Diallo does not intercut between these storylines in the conventional manner. Instead, the film proceeds in long, largely self-contained movements — an hour with Amara, an hour with Joseph, an hour with Grace — before a final section that brings them briefly and obliquely into the same orbit. This structural decision is risky. It demands patience during the first movement, when you don’t yet know how the stories will relate, and it sacrifices the momentum that crosscutting would provide.

What it gains is something rarer: the cumulative weight of lives lived in full. Each movement has time to breathe, to include moments that serve no narrative function but enormous human ones — the way Amara’s clinic nurse has a particular method for making tea that soothes every patient who watches it; the hours Joseph spends each evening at a bar not drinking, just sitting, because sitting with people is different from being alone. These details accumulate into something that feels, by the end of the film, like genuine knowledge of three human beings.

The Performances

Léa Fontaine, best known for her work in French-language television, gives what may be the performance of the year. Amara is a character defined by competence — a woman who solves problems methodically, whose emotional register is controlled and professional — and Fontaine navigates the gap between Amara’s functional surface and her interior devastation with extraordinary precision. There are two scenes in the film’s first movement that are likely to be discussed wherever serious cinema is discussed for years.

Kwame Asante has the film’s most conventionally dramatic arc — Joseph’s backstory involves acts of violence that are revealed gradually — and handles it without a single false note. His is the performance most at risk of tipping into the kind of nobility that turns characters into symbols, and Asante consistently, quietly resists that gravity.

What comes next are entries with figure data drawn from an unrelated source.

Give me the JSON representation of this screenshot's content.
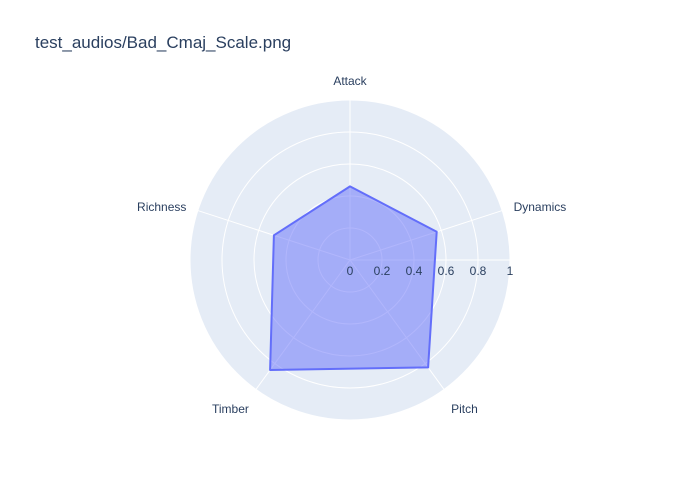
{
  "chart_data": {
    "type": "radar",
    "title": "test_audios/Bad_Cmaj_Scale.png",
    "categories": [
      "Attack",
      "Dynamics",
      "Pitch",
      "Timber",
      "Richness"
    ],
    "series": [
      {
        "values": [
          0.46,
          0.57,
          0.83,
          0.85,
          0.5
        ]
      }
    ],
    "radial_range": [
      0,
      1
    ],
    "radial_ticks": [
      "0",
      "0.2",
      "0.4",
      "0.6",
      "0.8",
      "1"
    ],
    "grid": true,
    "legend": "none",
    "colors": {
      "background": "#e5ecf6",
      "grid": "#ffffff",
      "line": "#636efa",
      "fill": "rgba(99,110,250,0.5)",
      "text": "#2a3f5f"
    }
  }
}
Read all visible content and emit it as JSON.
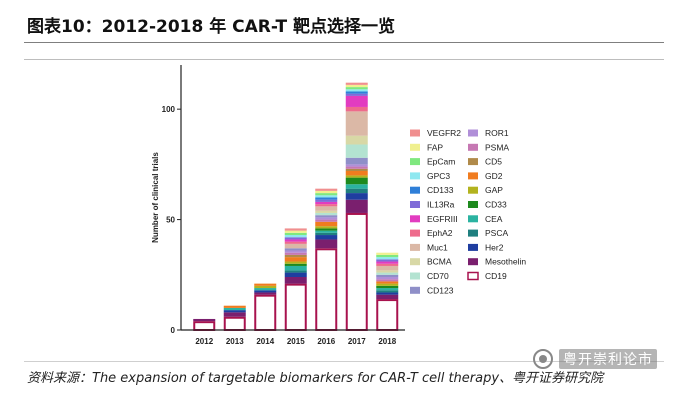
{
  "title": "图表10：2012-2018 年 CAR-T 靶点选择一览",
  "source": "资料来源：The expansion of targetable biomarkers for CAR-T cell therapy、粤开证券研究院",
  "watermark": {
    "text": "粤开崇利论市",
    "icon": "wechat-official-account-icon"
  },
  "chart_data": {
    "type": "bar",
    "stacked": true,
    "title": "",
    "xlabel": "",
    "ylabel": "Number of clinical trials",
    "ylim": [
      0,
      120
    ],
    "yticks": [
      0,
      50,
      100
    ],
    "categories": [
      "2012",
      "2013",
      "2014",
      "2015",
      "2016",
      "2017",
      "2018"
    ],
    "legend_position": "right",
    "series": [
      {
        "name": "CD19",
        "color": "#ffffff",
        "edge": "#a8124e",
        "values": [
          4,
          6,
          16,
          21,
          37,
          53,
          14
        ]
      },
      {
        "name": "Mesothelin",
        "color": "#7a1f6e",
        "values": [
          1,
          2,
          1,
          3,
          4,
          6,
          2
        ]
      },
      {
        "name": "Her2",
        "color": "#1f3ea0",
        "values": [
          0,
          1,
          1,
          2,
          2,
          3,
          1
        ]
      },
      {
        "name": "PSCA",
        "color": "#1f7f7f",
        "values": [
          0,
          0,
          0,
          1,
          1,
          2,
          1
        ]
      },
      {
        "name": "CEA",
        "color": "#2bb3a1",
        "values": [
          0,
          1,
          1,
          2,
          1,
          2,
          1
        ]
      },
      {
        "name": "CD33",
        "color": "#1e8a1e",
        "values": [
          0,
          0,
          0,
          1,
          1,
          3,
          1
        ]
      },
      {
        "name": "GAP",
        "color": "#b3b31f",
        "values": [
          0,
          0,
          1,
          1,
          1,
          1,
          1
        ]
      },
      {
        "name": "GD2",
        "color": "#f07c1f",
        "values": [
          0,
          1,
          1,
          2,
          2,
          2,
          1
        ]
      },
      {
        "name": "CD5",
        "color": "#b08a4a",
        "values": [
          0,
          0,
          0,
          1,
          0,
          1,
          0
        ]
      },
      {
        "name": "PSMA",
        "color": "#c678b3",
        "values": [
          0,
          0,
          0,
          1,
          1,
          1,
          1
        ]
      },
      {
        "name": "ROR1",
        "color": "#b08fd8",
        "values": [
          0,
          0,
          0,
          1,
          1,
          1,
          1
        ]
      },
      {
        "name": "CD123",
        "color": "#8f8fc8",
        "values": [
          0,
          0,
          0,
          1,
          1,
          3,
          1
        ]
      },
      {
        "name": "CD70",
        "color": "#b3e3d1",
        "values": [
          0,
          0,
          0,
          0,
          1,
          6,
          1
        ]
      },
      {
        "name": "BCMA",
        "color": "#d8d8a6",
        "values": [
          0,
          0,
          0,
          0,
          1,
          4,
          1
        ]
      },
      {
        "name": "Muc1",
        "color": "#dbb8a6",
        "values": [
          0,
          0,
          0,
          2,
          2,
          11,
          2
        ]
      },
      {
        "name": "EphA2",
        "color": "#ee6b8c",
        "values": [
          0,
          0,
          0,
          1,
          1,
          2,
          1
        ]
      },
      {
        "name": "EGFRIII",
        "color": "#e23cc0",
        "values": [
          0,
          0,
          0,
          1,
          1,
          5,
          1
        ]
      },
      {
        "name": "IL13Ra",
        "color": "#7f6bd8",
        "values": [
          0,
          0,
          0,
          1,
          1,
          1,
          1
        ]
      },
      {
        "name": "CD133",
        "color": "#2f7fd8",
        "values": [
          0,
          0,
          0,
          0,
          1,
          1,
          0
        ]
      },
      {
        "name": "GPC3",
        "color": "#8ee8f0",
        "values": [
          0,
          0,
          0,
          1,
          1,
          1,
          1
        ]
      },
      {
        "name": "EpCam",
        "color": "#7fe87f",
        "values": [
          0,
          0,
          0,
          1,
          1,
          1,
          1
        ]
      },
      {
        "name": "FAP",
        "color": "#f0f08f",
        "values": [
          0,
          0,
          0,
          1,
          1,
          1,
          1
        ]
      },
      {
        "name": "VEGFR2",
        "color": "#f08f8f",
        "values": [
          0,
          0,
          0,
          1,
          1,
          1,
          0
        ]
      }
    ],
    "legend_columns": [
      [
        "VEGFR2",
        "FAP",
        "EpCam",
        "GPC3",
        "CD133",
        "IL13Ra",
        "EGFRIII",
        "EphA2",
        "Muc1",
        "BCMA",
        "CD70",
        "CD123"
      ],
      [
        "ROR1",
        "PSMA",
        "CD5",
        "GD2",
        "GAP",
        "CD33",
        "CEA",
        "PSCA",
        "Her2",
        "Mesothelin",
        "CD19"
      ]
    ]
  }
}
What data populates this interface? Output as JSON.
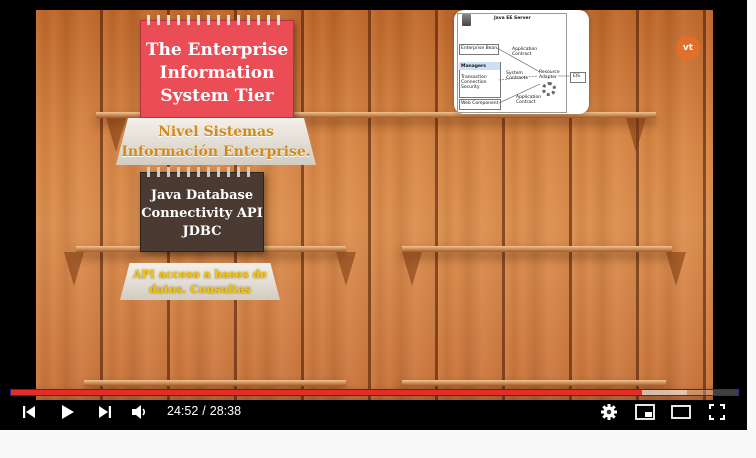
{
  "video": {
    "notepad_lines": [
      "The Enterprise",
      "Information",
      "System Tier"
    ],
    "banner1_lines": [
      "Nivel Sistemas",
      "Información Enterprise."
    ],
    "chalkboard_lines": [
      "Java Database",
      "Connectivity API",
      "JDBC"
    ],
    "banner2_lines": [
      "API acceso a bases de",
      "datos. Consultas"
    ],
    "logo_text": "vt",
    "diagram": {
      "title": "Java EE Server",
      "enterprise_bean": "Enterprise Bean",
      "application_contract_top": [
        "Application",
        "Contract"
      ],
      "managers": "Managers",
      "managers_items": [
        "Transaction",
        "Connection",
        "Security"
      ],
      "system_contracts": [
        "System",
        "Contracts"
      ],
      "resource_adapter": [
        "Resource",
        "Adapter"
      ],
      "eis": "EIS",
      "web_component": "Web Component",
      "application_contract_bottom": [
        "Application",
        "Contract"
      ]
    }
  },
  "player": {
    "current_time": "24:52",
    "separator": "/",
    "duration": "28:38",
    "progress_fraction": 0.868,
    "buffered_fraction": 0.93,
    "accent_color": "#e52d27",
    "icons": [
      "previous-icon",
      "play-icon",
      "next-icon",
      "volume-icon",
      "settings-icon",
      "miniplayer-icon",
      "theater-icon",
      "fullscreen-icon"
    ]
  }
}
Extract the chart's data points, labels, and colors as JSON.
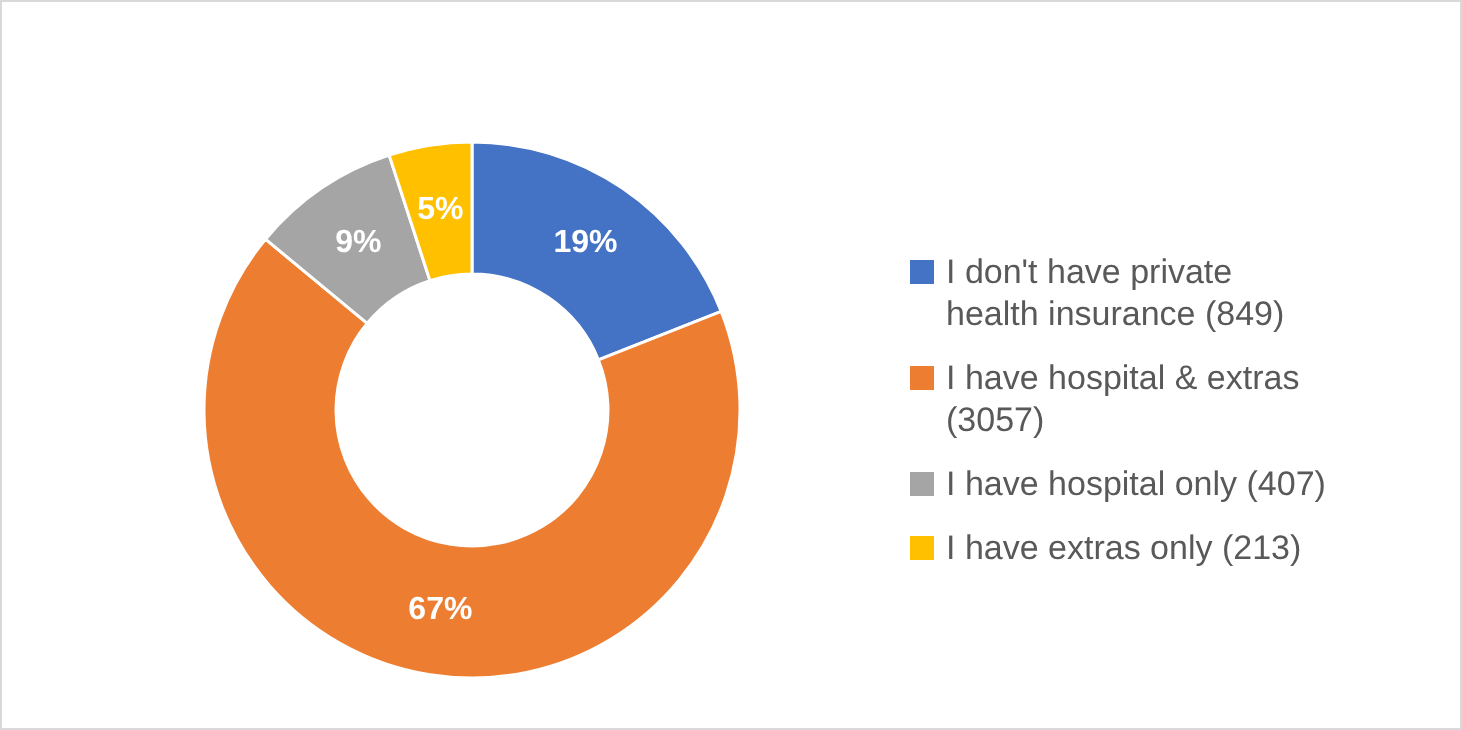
{
  "chart_data": {
    "type": "donut",
    "categories": [
      "I don't have private health insurance (849)",
      "I have hospital & extras (3057)",
      "I have hospital only (407)",
      "I have extras only (213)"
    ],
    "values": [
      19,
      67,
      9,
      5
    ],
    "colors": [
      "#4472c4",
      "#ed7d31",
      "#a5a5a5",
      "#ffc000"
    ],
    "value_labels": [
      "19%",
      "67%",
      "9%",
      "5%"
    ],
    "legend": "right"
  }
}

Irene Barros is a young actress previously unknown outside of Portuguese theatre, and her performance as Grace is a revelation. She brings a quality of watchfulness to the role that is technically difficult to achieve: Grace is a teenager who has learned that the safest response to most situations is careful observation and strategic compliance, and Barros conveys this without ever making it seem like passivity. You are always aware of how much is happening behind Grace’s composed exterior.

The Film’s Argument

Films about war and its aftermath typically make an argument — usually either about the horror of conflict (stop this from happening) or the heroism of those who fight (these sacrifices were worth it). All the Light Below is interested in something less tidy: the question of what it means to keep going, to rebuild a life and a community, in circumstances that provide very little practical or psychological support for doing so.

The international aid infrastructure that surrounds all three characters is depicted without sentimentality as a system of well-intentioned, frequently counterproductive interventions administered by people who cycle through for six months and then leave. This is not a polemic — the film is too scrupulous for that, and it shows the aid workers as complicated individuals doing their complicated best — but it creates an honest context for understanding why reconstruction is so much harder than the word suggests.

By its end, All the Light Below has not resolved its characters’ situations. It has shown us what they are capable of, what they have lost, and what they are building — imperfectly, stubbornly, in conditions that do not deserve their effort. That is, the film seems to suggest, what living after catastrophe looks like. It is both honest and, in its way, a form of radical hope.